Un temor más grande se apoderó de las prisioneras al ver las posesiones de Miles en manos de aquel duende. ¿Estarían muertos sus compañeros de aventura?

«Que no les haya ocurrido nada malo, por favor...», rogaron, angustiadas.

Dos de los pigmeos las obligaron a levantarse a puntapiés. Agarraron el extremo de la soga con que las tenían maniatadas, tiraron de ellas y les hicieron caminar penosamente montaña arriba tras las patas zancudas de una de las mantis. Uno de los pigmeos iba montado delante en su cabalgadura y el otro detrás, vigilándolas estrechamente.

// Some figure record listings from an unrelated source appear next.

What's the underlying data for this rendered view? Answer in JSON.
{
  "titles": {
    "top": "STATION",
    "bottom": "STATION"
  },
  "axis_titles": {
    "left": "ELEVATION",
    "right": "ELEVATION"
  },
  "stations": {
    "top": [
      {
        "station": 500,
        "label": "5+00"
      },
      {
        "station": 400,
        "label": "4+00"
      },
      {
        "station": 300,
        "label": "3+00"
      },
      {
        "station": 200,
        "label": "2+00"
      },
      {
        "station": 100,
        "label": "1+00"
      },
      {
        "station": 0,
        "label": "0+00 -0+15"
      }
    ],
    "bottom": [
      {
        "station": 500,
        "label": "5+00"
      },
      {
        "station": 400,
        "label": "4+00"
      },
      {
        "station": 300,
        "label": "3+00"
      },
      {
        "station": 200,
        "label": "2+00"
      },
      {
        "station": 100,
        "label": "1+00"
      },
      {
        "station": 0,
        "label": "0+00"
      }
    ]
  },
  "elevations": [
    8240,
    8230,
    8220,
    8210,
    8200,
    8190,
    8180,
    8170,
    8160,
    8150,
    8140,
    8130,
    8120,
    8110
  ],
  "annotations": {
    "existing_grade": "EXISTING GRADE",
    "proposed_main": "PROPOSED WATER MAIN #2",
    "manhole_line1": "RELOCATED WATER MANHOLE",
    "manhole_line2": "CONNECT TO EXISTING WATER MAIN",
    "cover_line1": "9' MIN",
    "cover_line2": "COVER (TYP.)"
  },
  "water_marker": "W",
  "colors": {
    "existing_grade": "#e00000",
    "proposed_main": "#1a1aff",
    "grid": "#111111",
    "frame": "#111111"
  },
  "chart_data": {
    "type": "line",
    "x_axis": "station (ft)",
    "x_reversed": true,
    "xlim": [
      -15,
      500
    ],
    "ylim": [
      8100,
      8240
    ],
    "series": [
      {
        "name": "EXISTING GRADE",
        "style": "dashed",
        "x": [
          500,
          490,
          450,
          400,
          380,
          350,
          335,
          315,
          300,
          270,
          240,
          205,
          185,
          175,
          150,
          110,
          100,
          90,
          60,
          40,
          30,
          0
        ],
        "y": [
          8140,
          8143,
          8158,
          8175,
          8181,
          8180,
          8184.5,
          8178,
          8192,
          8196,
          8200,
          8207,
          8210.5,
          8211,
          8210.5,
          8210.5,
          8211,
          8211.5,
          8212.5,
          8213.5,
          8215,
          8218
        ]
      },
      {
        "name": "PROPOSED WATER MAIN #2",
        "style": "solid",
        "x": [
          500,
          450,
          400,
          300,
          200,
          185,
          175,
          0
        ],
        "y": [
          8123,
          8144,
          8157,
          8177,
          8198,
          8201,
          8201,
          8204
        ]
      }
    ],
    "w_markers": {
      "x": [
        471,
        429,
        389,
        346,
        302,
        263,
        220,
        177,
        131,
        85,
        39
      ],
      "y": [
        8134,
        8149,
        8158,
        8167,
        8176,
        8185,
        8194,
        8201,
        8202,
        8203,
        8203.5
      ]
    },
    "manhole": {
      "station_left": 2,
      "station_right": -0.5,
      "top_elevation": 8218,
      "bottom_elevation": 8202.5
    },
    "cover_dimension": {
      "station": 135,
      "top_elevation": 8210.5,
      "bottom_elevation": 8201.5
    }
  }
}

En cambio, los otros dos pigmeos y la tercera skrug tomaron una ruta distinta, barranco abajo, siguiendo el curso del río. Buscaban algo. ¡O a alguien! A Miles y a Javier, no podían ser otros, se dijeron. Y eso despertó una leve esperanza en el corazón de Nika y Finis.

Ya no pudieron ver más. Habían emprendido un camino distinto junto a sus carceleros, remontando penosamente la cuesta que antes habían descendido a trompicones.

Mientras se alejaban por el bosque, las dos se preguntaban aterradas qué pretendían hacer esas bestias con ellas y adónde las llevarían. ¿Por qué las habían hecho prisioneras? ¿Encontrarían de nuevo a sus amigos, vivos? Pero, sobre todo, ¿volverían algún día a casa?